3. D'une part, M. B fait valoir qu'il réside en France depuis 2015 où il est hébergé par l'un de ses frères en situation régulière, qu'il est bien intégré socialement et dispose d'attaches familiales en France, et qu'il travaille bénévolement en tant que logisticien dans une épicerie solidaire laquelle lui a délivré une promesse d'embauche. Toutefois, le requérant, célibataire et sans enfant, n'est entré en France qu'à l'âge de 36 ans, et n'est pas dépourvu d'attaches en Algérie où vivent notamment ses parents. Ainsi, quand bien même plusieurs de ses frères et sœurs résident régulièrement en France et s'il produit de nombreuses attestations de proches en vue de témoigner de son intégration sociale, de telles circonstances ne suffisent pas à démontrer l'existence de motifs exceptionnels propres à justifier une admission exceptionnelle au séjour au titre de la vie privée et familiale.

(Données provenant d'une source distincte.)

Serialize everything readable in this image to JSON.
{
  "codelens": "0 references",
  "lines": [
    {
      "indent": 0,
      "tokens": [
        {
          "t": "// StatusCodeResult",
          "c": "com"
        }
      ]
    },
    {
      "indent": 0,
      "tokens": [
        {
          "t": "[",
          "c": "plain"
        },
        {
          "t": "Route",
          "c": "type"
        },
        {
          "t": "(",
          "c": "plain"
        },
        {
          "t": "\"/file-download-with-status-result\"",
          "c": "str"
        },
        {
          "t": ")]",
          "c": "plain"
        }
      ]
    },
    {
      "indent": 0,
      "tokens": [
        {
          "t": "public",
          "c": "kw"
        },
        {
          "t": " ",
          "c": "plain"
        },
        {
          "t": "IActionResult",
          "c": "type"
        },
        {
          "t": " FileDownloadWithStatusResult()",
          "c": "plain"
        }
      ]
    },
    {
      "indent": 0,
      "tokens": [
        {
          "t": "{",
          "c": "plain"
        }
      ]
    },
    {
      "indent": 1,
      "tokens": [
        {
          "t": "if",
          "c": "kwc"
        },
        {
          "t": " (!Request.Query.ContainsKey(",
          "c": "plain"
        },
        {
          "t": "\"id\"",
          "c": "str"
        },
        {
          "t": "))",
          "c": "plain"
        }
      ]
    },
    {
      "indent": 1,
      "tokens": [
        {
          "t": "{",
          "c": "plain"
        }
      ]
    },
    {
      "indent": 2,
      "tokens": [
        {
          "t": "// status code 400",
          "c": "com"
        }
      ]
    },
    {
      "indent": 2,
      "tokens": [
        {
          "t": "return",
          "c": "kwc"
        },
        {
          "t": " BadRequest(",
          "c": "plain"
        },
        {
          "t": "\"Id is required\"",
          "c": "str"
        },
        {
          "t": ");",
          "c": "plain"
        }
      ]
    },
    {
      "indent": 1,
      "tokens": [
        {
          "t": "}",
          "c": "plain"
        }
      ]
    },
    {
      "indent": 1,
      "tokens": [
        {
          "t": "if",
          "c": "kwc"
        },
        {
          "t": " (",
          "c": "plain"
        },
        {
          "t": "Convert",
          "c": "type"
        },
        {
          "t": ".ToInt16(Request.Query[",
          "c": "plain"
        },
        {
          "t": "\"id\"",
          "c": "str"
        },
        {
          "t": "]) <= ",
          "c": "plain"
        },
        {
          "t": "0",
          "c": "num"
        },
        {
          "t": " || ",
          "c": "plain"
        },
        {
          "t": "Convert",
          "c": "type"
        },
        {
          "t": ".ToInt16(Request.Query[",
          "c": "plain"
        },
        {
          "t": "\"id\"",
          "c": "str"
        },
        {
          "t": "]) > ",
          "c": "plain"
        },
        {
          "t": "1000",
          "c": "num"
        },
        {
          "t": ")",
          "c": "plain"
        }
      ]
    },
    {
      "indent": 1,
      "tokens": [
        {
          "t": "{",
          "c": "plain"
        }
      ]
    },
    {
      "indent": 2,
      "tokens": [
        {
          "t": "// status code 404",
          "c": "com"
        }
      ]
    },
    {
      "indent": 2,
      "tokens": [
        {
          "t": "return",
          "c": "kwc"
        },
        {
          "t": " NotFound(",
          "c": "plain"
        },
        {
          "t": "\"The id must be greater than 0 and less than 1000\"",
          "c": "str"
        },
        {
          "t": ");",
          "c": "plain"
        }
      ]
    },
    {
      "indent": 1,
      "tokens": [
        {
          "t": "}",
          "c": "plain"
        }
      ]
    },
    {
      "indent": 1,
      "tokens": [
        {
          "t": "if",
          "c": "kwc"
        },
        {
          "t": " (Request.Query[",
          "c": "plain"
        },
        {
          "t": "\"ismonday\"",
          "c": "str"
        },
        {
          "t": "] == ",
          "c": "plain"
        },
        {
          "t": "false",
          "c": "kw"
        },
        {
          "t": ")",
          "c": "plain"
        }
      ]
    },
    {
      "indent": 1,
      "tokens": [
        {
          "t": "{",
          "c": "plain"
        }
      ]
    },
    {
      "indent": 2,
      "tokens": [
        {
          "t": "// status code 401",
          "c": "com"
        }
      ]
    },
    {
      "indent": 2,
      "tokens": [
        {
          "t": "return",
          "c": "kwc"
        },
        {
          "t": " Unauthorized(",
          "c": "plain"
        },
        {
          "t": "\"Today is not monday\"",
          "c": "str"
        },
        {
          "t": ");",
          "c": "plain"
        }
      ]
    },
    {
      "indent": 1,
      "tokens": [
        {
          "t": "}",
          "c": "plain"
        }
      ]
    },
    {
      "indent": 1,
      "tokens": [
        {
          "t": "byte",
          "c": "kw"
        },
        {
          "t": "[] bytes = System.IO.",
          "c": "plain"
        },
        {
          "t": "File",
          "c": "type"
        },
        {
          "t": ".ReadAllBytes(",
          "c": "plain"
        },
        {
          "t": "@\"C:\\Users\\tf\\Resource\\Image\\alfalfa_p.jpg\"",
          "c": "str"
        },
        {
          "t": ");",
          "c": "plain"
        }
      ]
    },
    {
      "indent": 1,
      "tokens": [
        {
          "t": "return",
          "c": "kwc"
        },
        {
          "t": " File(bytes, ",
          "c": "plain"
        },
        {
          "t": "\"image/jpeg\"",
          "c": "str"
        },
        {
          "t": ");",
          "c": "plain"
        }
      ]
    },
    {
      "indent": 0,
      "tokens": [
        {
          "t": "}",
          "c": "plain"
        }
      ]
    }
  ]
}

4. D'autre part, en faisant valoir qu'il dispose d'une promesse d'embauche comme salarié à temps complet dans l'épicerie solidaire dans laquelle il intervient déjà en tant que bénévole depuis 18 mois et donne entière satisfaction grâce à son expérience acquise en Algérie où il exerçait la profession d'agent commercial, M. B ne démontre pas l'existence de circonstances particulières, et notamment d'une expérience professionnelle, justifiant une admission exceptionnelle au séjour au titre du travail.

5. Il résulte de ce qui précède qu'en n'accordant pas à l'intéressé un certificat de résidence dans le cadre de son pouvoir de régularisation, le préfet de la Haute-Garonne n'a pas entaché sa décision d'une erreur manifeste d'appréciation.

6. Pour les mêmes motifs, en refusant de délivrer à M. B un certificat de résidence, le préfet de la Haute-Garonne n'a pas commis d'erreur manifeste d'appréciation des conséquences de sa décision sur la situation personnelle du requérant.

Sur la légalité de l'obligation de quitter le territoire français :

7. En premier lieu, il résulte de ce qui précède que M. B n'est pas fondé à soutenir que l'obligation de quitter le territoire français serait privée de base légale en raison de l'illégalité de la décision portant refus de séjour.

8. En second lieu, pour les mêmes motifs que ceux exposés aux points 3 et 4 du présent arrêt, M. B n'est pas fondé à soutenir qu'en lui faisant obligation de quitter le territoire, le préfet de la Haute-Garonne aurait méconnu les stipulations de l'article 8 de la convention européenne de sauvegarde des droits de l'homme et des libertés fondamentales.

9. Il résulte de tout ce qui précède que M. B n'est pas fondé à soutenir que c'est à tort que, par le jugement attaqué, le tribunal administratif de Toulouse a rejeté sa demande. Il y a lieu, par voie de conséquence, de rejeter ses conclusions présentées au titre de l'article 37 de la loi du 10 juillet 1991 et de l'article L.761-1 du code de justice administrative.

DÉCIDE :

Article 1er : La requête de M. B est rejetée.

Article 2 : Le présent arrêt sera notifié à M. A B, à Me Touloul et au préfet de la Haute-Garonne.

Délibéré après l'audience du 14 mars 2022 à laquelle siégeaient :

Mme Karine Butéri, présidente,

M. Olivier Cotte, premier conseiller,

Mme Caroline Gaillard, première conseillère,

Rendu public par mise à disposition au greffe, le 7 avril 2022.

La rapporteure,

Caroline Gaillard

La présidente,

Karine ButériLa greffière,

Catherine JussyLa République mande et ordonne au préfet de la Haute-Garonne en ce qui le concerne, et à tous huissiers de justice à ce requis, en ce qui concerne les voies de droit commun contre les parties privées, de pourvoir à l'exécution du présent arrêt.